Rate hikes; coming to a country near you
Eight central banks raised interest rates last month
Chart of the Day
It was a busy day for central bank meetings yesterday, and several more hiked rates including those in the Czech Republic, Mexico and Columbia. One central bank, Denmark’s, cut rates, but that looks to be an anomaly. The key message is that despite the belief in 2020 that rates would remain very low for years, we appear to be heading for a scenario in which most major central banks are talking about hiking again (the ECB could be one exception). That could have important implications for financial markets, especially if those rate hikes are to try and squash inflationary pressures arising from supply issues rather than the more positive situation of strong demand. There are clearly lots of supply issues to be worried about, with the latest widespread electricity shortages in China the latest thing that will put upward pressure on prices.

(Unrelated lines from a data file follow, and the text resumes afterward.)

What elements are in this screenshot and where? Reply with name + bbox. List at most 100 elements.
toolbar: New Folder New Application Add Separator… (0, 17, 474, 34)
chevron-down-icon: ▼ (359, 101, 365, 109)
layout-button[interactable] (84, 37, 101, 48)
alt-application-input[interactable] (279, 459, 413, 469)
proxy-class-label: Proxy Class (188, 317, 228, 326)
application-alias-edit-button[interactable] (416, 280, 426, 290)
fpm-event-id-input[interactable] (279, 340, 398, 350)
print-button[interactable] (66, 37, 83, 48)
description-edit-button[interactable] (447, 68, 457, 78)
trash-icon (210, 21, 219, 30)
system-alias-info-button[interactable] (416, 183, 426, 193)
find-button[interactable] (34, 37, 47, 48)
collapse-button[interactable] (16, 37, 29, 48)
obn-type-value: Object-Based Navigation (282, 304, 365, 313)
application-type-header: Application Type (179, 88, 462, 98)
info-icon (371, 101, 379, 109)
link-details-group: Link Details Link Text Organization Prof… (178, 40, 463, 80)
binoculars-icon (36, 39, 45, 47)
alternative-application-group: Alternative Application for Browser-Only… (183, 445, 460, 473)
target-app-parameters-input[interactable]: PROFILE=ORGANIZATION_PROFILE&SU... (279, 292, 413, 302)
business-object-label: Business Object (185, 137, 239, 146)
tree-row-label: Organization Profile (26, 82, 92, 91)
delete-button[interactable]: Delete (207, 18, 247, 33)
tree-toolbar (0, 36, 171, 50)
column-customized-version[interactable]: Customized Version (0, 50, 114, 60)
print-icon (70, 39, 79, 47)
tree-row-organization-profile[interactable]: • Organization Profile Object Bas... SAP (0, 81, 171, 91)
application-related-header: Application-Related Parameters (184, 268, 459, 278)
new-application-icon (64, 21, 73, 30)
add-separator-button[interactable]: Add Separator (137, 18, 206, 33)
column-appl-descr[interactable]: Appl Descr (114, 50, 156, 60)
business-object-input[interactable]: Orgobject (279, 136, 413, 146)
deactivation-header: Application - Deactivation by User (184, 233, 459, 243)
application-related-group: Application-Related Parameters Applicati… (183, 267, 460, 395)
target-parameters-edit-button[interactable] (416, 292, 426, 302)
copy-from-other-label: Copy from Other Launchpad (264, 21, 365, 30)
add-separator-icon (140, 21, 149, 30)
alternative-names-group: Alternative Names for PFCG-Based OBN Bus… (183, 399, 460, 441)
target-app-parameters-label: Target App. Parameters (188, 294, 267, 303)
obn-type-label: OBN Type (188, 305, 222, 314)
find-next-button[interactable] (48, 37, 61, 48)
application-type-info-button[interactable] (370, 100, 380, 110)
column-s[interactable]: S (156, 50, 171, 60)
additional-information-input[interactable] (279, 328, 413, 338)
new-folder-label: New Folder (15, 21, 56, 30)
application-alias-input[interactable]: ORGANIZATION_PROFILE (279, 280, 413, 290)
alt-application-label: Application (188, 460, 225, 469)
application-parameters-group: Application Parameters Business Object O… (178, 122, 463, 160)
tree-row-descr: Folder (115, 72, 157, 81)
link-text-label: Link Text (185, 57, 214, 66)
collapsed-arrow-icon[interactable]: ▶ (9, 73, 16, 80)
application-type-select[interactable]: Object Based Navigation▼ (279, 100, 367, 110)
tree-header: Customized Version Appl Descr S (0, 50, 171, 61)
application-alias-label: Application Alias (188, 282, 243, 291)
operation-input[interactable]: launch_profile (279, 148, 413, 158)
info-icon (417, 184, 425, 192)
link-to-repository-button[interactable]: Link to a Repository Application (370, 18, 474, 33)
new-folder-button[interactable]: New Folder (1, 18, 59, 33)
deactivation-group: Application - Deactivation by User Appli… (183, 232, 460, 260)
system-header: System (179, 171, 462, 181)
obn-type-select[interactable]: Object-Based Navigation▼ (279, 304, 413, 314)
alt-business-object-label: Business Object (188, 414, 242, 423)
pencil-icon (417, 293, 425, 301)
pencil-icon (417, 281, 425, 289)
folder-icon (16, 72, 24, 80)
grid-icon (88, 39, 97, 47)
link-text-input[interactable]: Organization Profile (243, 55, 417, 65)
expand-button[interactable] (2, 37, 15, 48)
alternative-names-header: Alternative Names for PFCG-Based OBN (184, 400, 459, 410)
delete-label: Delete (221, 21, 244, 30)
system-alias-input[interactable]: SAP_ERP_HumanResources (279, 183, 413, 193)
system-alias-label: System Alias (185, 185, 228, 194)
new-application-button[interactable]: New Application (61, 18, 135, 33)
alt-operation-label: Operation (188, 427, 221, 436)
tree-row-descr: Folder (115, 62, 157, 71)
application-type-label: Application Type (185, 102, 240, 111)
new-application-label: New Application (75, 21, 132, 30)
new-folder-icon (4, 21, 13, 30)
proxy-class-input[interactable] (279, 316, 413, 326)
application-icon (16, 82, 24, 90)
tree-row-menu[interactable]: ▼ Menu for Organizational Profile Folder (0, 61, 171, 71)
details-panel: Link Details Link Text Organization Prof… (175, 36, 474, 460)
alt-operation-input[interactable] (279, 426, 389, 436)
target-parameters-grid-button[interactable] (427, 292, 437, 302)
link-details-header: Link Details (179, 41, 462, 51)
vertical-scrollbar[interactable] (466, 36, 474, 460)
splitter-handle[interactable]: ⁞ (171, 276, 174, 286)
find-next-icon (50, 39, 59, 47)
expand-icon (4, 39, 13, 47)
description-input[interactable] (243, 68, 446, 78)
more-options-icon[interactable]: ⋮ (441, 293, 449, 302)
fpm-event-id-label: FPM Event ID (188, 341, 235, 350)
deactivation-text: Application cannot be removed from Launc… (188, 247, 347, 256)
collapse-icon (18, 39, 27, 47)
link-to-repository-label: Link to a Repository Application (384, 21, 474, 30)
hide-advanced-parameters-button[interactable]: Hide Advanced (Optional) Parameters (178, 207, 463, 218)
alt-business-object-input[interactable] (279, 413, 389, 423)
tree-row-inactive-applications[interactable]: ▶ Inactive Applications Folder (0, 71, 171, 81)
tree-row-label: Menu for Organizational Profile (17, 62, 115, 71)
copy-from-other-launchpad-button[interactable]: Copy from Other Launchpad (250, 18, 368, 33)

German inflation rose sharply in September (core here is still August) - you can bet the Bundesbank would be hiking if it had the choice.
US initial jobless claims rose again last week, to 362,000. All is clearly not well yet in the labor market.
At current inflation rates, inflation-adjusted policy rates now range from a low of -5.3% in Poland to a high of 3.1% in China.
The eurozone unemployment rate fell to 7.5% in August.
The S&P 500 dropped by over 1% again yesterday. The bad news is it’s now the cyclical stocks underperforming.
The S&P defensive index is doing similarly badly as the cyclical index.
There’s not a huge amount of concern in terms of implied volatility though - maybe not much more weakness to come?
Reflecting China’s dire need for more coal to fuel power plants, the Baltic Dry Index has continued to rise sharply. Container freight rates are still rising too - watch out for more expensive Christmas gifts.
Gold received some respite yesterday as yields edged down. The previous relationship seems to leave room for gold to rise, but it would take a brave investor to do so with many central banks taking a hawkish turn.